In May, Twitter introduced a special moderation policy for Ukraine aimed at curbing misinformation about its conflict with Russia. Nathaniel Raymond, coleader of the Humanitarian Research Lab at Yale’s School of Public Health, says that though Twitter has not made any recent announcements about that policy, he and his team have seen evidence is being enforced less consistently since Musk took over as CEO and fired many staff working on moderation. “Without a doubt we are seeing more bots,” he says. “This is anecdotal, but it appears that that information space has regressed.” Musk’s takeover has also put into doubt Twitter’s ability to preserve evidence of potential war crimes posted to the platform. “Before we knew who to talk to get that evidence preserved,” Raymond says. “Now we don’t know what’s going to happen.”

Other emergency responders worry about the effects of Twitter’s new verification plan, which is on hold after some users who paid for a verification check mark used their new status to imitate major brands, including Coca-Cola and drug company Eli Lilly. Emergency responders and people on the front lines of a disaster both need to be able to determine quickly whether an account is the legitimate Twitter presence of an official organization, says R. Clayton Wukich, a professor at Cleveland State University who studies how local governments use social media. “They’re literally making life and death decisions,” he says.
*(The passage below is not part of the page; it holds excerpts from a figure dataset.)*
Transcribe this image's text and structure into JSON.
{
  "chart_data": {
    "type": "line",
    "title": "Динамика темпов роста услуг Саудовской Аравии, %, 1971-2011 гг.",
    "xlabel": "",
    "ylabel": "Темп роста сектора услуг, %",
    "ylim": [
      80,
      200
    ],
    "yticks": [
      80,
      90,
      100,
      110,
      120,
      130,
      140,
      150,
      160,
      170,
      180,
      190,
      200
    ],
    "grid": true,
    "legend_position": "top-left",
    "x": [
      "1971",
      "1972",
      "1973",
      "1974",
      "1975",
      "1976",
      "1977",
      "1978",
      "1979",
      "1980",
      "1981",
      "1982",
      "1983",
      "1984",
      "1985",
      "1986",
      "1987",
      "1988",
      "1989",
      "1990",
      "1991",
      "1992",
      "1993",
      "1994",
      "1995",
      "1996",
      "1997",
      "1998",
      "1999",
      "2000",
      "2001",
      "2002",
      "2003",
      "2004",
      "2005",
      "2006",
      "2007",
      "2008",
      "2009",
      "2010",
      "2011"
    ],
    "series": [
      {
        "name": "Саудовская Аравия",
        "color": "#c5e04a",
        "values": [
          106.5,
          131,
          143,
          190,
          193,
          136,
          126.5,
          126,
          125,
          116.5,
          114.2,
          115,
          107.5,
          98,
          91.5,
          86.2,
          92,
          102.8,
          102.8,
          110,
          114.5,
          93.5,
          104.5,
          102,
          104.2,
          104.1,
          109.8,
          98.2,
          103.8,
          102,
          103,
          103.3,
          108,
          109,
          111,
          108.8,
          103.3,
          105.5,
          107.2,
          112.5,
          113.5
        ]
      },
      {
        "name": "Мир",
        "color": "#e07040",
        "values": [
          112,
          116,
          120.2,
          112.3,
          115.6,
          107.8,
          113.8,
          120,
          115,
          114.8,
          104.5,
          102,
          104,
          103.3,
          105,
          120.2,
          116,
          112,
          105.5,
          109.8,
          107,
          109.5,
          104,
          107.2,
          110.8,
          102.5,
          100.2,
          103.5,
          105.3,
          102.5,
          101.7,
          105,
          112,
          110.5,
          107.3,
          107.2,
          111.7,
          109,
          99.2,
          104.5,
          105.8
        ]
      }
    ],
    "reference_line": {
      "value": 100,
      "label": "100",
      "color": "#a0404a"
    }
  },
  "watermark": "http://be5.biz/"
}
WIRED asked Twitter whether the company’s special moderation policy for Ukraine remains in place, but did not receive a response as the company recently fired its communications team. A company blog post published Wednesday says that “none of our policies have changed” but also that the platform will rely more on automation to moderate abuse. Yet automated moderation systems are far from perfect and require constant upkeep from human workers to keep up with changes in problematic content over time.

Don’t expect emergency managers to leave Twitter immediately. They are, by nature, conservative, and unlikely to rip up their best practices overnight. FEMA’s public affairs director Jaclyn Rothenberg did not respond to questions about whether it is contemplating changing its approach to Twitter. She said only that “social media plays a crucial role in the field of emergency management for rapidly communicating during disasters and will continue to for our agency.” But on a practical level, people have been primed to expect emergency updates on Twitter and it could be dangerous for agencies to abandon the platform. 

For people who work in emergency management, the upheaval at Twitter has raised larger questions about what role the internet should play in crisis response. If Twitter becomes unreliable, can any other service fill the same role as a source of distraction and entertainment, but also dependable information on an ongoing disaster?

“With the absence of this kind of public square, it’s not clear where public communication goes,” says Leysia Palen, a professor at University of Colorado Boulder who has studied crisis response. Twitter wasn’t perfect, and her research suggests the platform’s community has become less good at organically amplifying high quality information. “But it was better than having nothing at all, and I don’t know we can say that anymore,” she says.

Some emergency managers are making contingency plans. If Twitter becomes too toxic or spammy, they could turn their accounts into one-way communication tools, simply a way to hand out directions rather than gather information and quell worried people’s fears directly. Eventually, they could leave the platform altogether. “This is emergency management,” says Joseph Riser, a public information officer with Los Angeles’ Emergency Management Department. “We always have a plan B.”